Review of A Thousand Years of Deconstruction EP by The Megaphonic Thrift

A Thousand Years of Deconstruction is a re-release of the debut EP by Scandinavian outfit The Megaphonic Thrift. It offers an exciting preview of a band set to take their own quirky brand of indie-punk to the masses, which they did to a small extent with their first album Decay Decoy last March. A Thousand Years of Deconstruction serves as a reminder of their roots.

The Megaphonic Thrift A Thousand Years of Deconstruction EP

The EP kick-starts with the one-two high octane combo of Acid Blues and Exploding Eyes; the former a bouncy, no frills almost pop punk stomp; and the latter a more cerebral but equally bouncy song with angular guitar fills and catchy vocal melodies. Unfortunately, due to how they have been produced, very few of the lyrics are understandable, so they do tend to fade more into the background. This is problem is present throughout the EP, but the strength of the songs counterbalance it, and make it no more than a minor distraction at worst.

Track 3: Every Time (Oxygen) is a more restrained lo-fi sounding acoustic song, which plods along at its own steady rhythm and, although it offers respite from the kicking assault of the first two songs, it struggles to maintain interest levels.

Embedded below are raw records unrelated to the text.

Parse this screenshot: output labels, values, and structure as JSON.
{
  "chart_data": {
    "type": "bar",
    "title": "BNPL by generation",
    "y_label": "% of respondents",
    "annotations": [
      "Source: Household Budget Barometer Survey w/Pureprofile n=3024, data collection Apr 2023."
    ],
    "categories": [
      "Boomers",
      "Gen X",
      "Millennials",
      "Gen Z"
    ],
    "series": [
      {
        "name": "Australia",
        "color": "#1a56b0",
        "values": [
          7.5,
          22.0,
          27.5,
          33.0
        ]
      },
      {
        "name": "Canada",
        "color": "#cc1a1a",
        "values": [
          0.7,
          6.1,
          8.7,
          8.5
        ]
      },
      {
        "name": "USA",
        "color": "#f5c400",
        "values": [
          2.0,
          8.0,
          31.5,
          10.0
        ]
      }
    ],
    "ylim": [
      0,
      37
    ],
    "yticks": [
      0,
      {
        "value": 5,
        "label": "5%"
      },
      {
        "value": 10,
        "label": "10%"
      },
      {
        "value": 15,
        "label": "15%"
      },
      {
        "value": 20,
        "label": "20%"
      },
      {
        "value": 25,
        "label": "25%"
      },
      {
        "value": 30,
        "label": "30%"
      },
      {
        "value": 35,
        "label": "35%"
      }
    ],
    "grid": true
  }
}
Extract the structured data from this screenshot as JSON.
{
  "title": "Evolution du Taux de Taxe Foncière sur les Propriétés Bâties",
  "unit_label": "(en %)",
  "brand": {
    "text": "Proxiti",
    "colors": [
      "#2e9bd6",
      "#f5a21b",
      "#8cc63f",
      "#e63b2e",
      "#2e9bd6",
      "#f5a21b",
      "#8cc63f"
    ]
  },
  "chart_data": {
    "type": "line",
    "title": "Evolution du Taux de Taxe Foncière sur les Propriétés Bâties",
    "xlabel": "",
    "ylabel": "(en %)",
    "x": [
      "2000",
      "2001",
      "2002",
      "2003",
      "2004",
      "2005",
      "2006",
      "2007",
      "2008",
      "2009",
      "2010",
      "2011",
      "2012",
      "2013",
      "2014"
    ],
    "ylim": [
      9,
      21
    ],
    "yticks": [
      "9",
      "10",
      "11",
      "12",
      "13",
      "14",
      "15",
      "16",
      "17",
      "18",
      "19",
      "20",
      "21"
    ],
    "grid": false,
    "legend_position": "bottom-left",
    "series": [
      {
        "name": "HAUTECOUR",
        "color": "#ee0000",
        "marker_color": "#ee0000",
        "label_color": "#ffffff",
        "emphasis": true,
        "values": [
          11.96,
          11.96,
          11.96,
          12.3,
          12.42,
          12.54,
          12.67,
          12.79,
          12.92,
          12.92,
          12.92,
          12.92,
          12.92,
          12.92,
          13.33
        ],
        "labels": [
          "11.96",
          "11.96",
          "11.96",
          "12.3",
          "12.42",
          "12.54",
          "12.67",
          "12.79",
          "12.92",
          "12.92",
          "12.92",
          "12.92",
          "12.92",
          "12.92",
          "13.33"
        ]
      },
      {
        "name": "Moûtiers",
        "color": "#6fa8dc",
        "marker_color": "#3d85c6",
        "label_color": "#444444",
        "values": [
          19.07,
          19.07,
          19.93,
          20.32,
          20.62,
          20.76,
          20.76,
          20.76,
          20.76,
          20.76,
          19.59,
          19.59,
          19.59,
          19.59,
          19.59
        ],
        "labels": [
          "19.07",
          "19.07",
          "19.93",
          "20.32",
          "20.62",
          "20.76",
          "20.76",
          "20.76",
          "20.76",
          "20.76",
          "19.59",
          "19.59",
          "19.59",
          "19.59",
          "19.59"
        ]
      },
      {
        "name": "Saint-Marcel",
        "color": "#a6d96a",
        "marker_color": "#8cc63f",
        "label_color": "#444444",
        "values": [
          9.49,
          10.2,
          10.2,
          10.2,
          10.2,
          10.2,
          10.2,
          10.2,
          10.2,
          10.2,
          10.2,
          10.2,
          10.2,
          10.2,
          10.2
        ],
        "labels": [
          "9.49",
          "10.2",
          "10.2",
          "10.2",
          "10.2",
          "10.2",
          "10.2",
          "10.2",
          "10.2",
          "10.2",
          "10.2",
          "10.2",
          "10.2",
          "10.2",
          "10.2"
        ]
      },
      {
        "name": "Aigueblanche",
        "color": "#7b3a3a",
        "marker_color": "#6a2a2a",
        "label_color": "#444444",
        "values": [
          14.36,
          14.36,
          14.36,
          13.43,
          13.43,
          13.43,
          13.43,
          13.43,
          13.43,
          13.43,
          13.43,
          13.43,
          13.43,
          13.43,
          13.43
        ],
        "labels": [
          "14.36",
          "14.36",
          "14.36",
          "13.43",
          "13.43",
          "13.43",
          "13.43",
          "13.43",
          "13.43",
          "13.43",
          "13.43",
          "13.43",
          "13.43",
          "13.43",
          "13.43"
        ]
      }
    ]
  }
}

The EPs closing combo of Son of J and A Thousand Years of Deconstruction offer up a raucous and noisy ending to rival the opening combo. Son of J in particular is a fast paced 2 minute indie/pop/punk masterpiece with a wonderfully discordant guitar solo, breaking into howls of feedback. It really wakes you back up after the mediocre slump in the middle of the track list.

In conclusion, A Thousand Years of Deconstruction is a great introduction to a band just finding their feet. It is an EP of great ideas that seem to just get lost a little in the execution and lo-fi production values.